4

So far I have resourced another post and sklearn documentation

So in general I want to produce the following example:

X = np.matrix([[1,2],[2,3],[3,4],[4,5]])
y = np.array(['A', 'B', 'B', 'C', 'D'])
Xt = np.matrix([[11,22],[22,33],[33,44],[44,55]])
model = model.fit(X, y)
pred = model.predict(Xt)

However for output, I would like to see 3 columns per observation as output from pred:

 A  |  B  |  C
.5  | .2  | .3
.25 | .25 | .5
...

and a different probability for each class showing up in my prediction.

I believe that the best approach would be Multilabel classification from the second link I provided above. Additionally, I think it might be a good idea to hop into one of the multi-label or multi-output models listed below:

Support multilabel:

    sklearn.tree.DecisionTreeClassifier
    sklearn.tree.ExtraTreeClassifier
    sklearn.ensemble.ExtraTreesClassifier
    sklearn.neighbors.KNeighborsClassifier
    sklearn.neural_network.MLPClassifier
    sklearn.neighbors.RadiusNeighborsClassifier
    sklearn.ensemble.RandomForestClassifier
    sklearn.linear_model.RidgeClassifierCV

Support multiclass-multioutput:

    sklearn.tree.DecisionTreeClassifier
    sklearn.tree.ExtraTreeClassifier
    sklearn.ensemble.ExtraTreesClassifier
    sklearn.neighbors.KNeighborsClassifier
    sklearn.neighbors.RadiusNeighborsClassifier
    sklearn.ensemble.RandomForestClassifier

However, I am looking for someone who is has more confidence and experience at doing this the right way. All feedback is appreciated.

-bmc

bmc
  • 817
  • 1
  • 12
  • 23
  • Could you please clarify what exactly you want as an answer? Basically multilable is about attaching >= 0 labels from predefined set of labels to an input example. It might be no labels, 1 label or a bunch of them. As for the probability output for multiclass case - you can obtain it with predict_proba function most of the time for all kinds of classifiers. – Maksim Khaitovich Nov 07 '17 at 00:34
  • "However for output, I would like to see 3 columns per observation as output from pred: A | B | C .5 | .2 | .3 .25 | .25 | .5 ..." is the output I'm excepting. Does predict_proba return a probability for each possible label? – bmc Nov 07 '17 at 01:41
  • 1
    yes, it is basically a function which sklearn tries to implement for every multi-class classifier. For some algorithms though (like svm, which doesn't naturally provide probability estimates) you need to first pass to a classifier an instruction that you want it to estimate class probabilities during training. For instance, for svm it is svc(probability = True). Then predict_proba will give you the probabilities for each class. – Maksim Khaitovich Nov 07 '17 at 04:13

2 Answers2

15

From what I understand you want to obtain probabilities for each of the potential classes for multi-class classifier.

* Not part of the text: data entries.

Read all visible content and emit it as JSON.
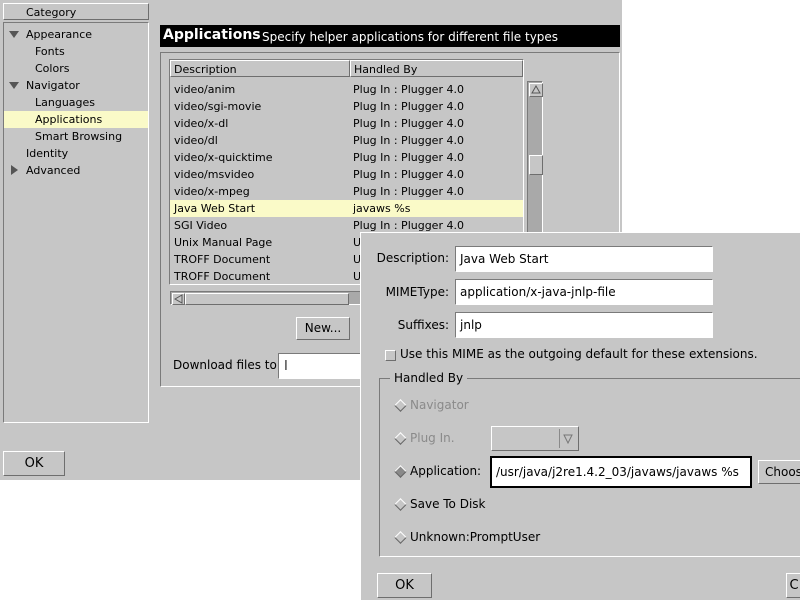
{
  "category_panel": {
    "header": "Category",
    "items": [
      {
        "label": "Appearance",
        "expander": "down"
      },
      {
        "label": "Fonts"
      },
      {
        "label": "Colors"
      },
      {
        "label": "Navigator",
        "expander": "down"
      },
      {
        "label": "Languages"
      },
      {
        "label": "Applications",
        "selected": true
      },
      {
        "label": "Smart Browsing"
      },
      {
        "label": "Identity"
      },
      {
        "label": "Advanced",
        "expander": "right"
      }
    ]
  },
  "banner": {
    "title": "Applications",
    "subtitle": "Specify helper applications for different file types"
  },
  "app_table": {
    "columns": [
      "Description",
      "Handled By"
    ],
    "rows": [
      {
        "description": "video/anim",
        "handled_by": "Plug In : Plugger 4.0"
      },
      {
        "description": "video/sgi-movie",
        "handled_by": "Plug In : Plugger 4.0"
      },
      {
        "description": "video/x-dl",
        "handled_by": "Plug In : Plugger 4.0"
      },
      {
        "description": "video/dl",
        "handled_by": "Plug In : Plugger 4.0"
      },
      {
        "description": "video/x-quicktime",
        "handled_by": "Plug In : Plugger 4.0"
      },
      {
        "description": "video/msvideo",
        "handled_by": "Plug In : Plugger 4.0"
      },
      {
        "description": "video/x-mpeg",
        "handled_by": "Plug In : Plugger 4.0"
      },
      {
        "description": "Java Web Start",
        "handled_by": "javaws %s",
        "selected": true
      },
      {
        "description": "SGI Video",
        "handled_by": "Plug In : Plugger 4.0"
      },
      {
        "description": "Unix Manual Page",
        "handled_by": "U"
      },
      {
        "description": "TROFF Document",
        "handled_by": "U"
      },
      {
        "description": "TROFF Document",
        "handled_by": "U"
      }
    ]
  },
  "buttons": {
    "new": "New...",
    "ok_main": "OK",
    "ok_dialog": "OK",
    "cancel_partial": "C",
    "choose": "Choos"
  },
  "download": {
    "label": "Download files to:",
    "value": ""
  },
  "dialog": {
    "description_label": "Description:",
    "description_value": "Java Web Start",
    "mimetype_label": "MIMEType:",
    "mimetype_value": "application/x-java-jnlp-file",
    "suffixes_label": "Suffixes:",
    "suffixes_value": "jnlp",
    "default_checkbox": "Use this MIME as the outgoing default for these extensions.",
    "handled_by_title": "Handled By",
    "options": {
      "navigator": "Navigator",
      "plugin": "Plug In.",
      "application": "Application:",
      "save_to_disk": "Save To Disk",
      "unknown": "Unknown:PromptUser"
    },
    "application_value": "/usr/java/j2re1.4.2_03/javaws/javaws %s",
    "plugin_value": ""
  },
  "colors": {
    "window_bg": "#c6c6c6",
    "selection": "#fafac8",
    "banner_bg": "#000000"
  }
}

In Scikit-Learn it can be done by generic function predict_proba. It is implemented for most of the classifiers in scikit-learn. You basically call:

clf.predict_proba(X)

Where clf is the trained classifier. As output you will get a decimal array of probabilities for each class for each input value.

One word of caution - not all classifiers naturally evaluate class probabilities. For instance, SVM doesn't do that. You still can obtain the class probabilities though, but to do that upon constructing such classifiers you need to instruct it to perform probability estimation. For SVM it would look like:

SVC(Probability=True)

After you fit it you will be able to use predict_proba as before.

I need to warn you that if classifier doesn't naturally evaluate probabilities that means that the probabilities will be evaluated using rather expansive computational methods which may significantly increase training time. So I advice you to use classifiers which naturally evaluate class probabilities (neural networks with softmax output, logistic regression, gradient boosting etc)

Maksim Khaitovich
  • 4,742
  • 7
  • 39
  • 70
  • 4
    How do you know the order of which label it is giving the probability for? E.g., `y_pred = clf.predict_proba(X_test_tfidf[:len(df_test)])` produces this output `array([[ 0.29354825, 0.08547672, 0.62097503], [ 0.75855171, 0.13965677, 0.10179152], [ 0.39376194, 0.50768248, 0.09855559], ..., [ 0.78636186, 0.0804752 , 0.13316294], [ 0.32583947, 0.06651614, 0.60764439], [ 0.36811811, 0.53192139, 0.0999605 ]])` How do I know what the factor the first, second, and third represent? – bmc Nov 08 '17 at 00:00
  • 6
    @bmc use clf.classes_ which will give you right ordering – Maksim Khaitovich Nov 08 '17 at 04:18
0

Try to use calibrated model:

# define model
model = SVC()
# define and fit calibration model
calibrated = CalibratedClassifierCV(model, method='sigmoid', cv=5)
calibrated.fit(trainX, trainy)
# predict probabilities
print(calibrated.predict_proba(testX)[:, 1])
anshuk_pal
  • 195
  • 1
  • 8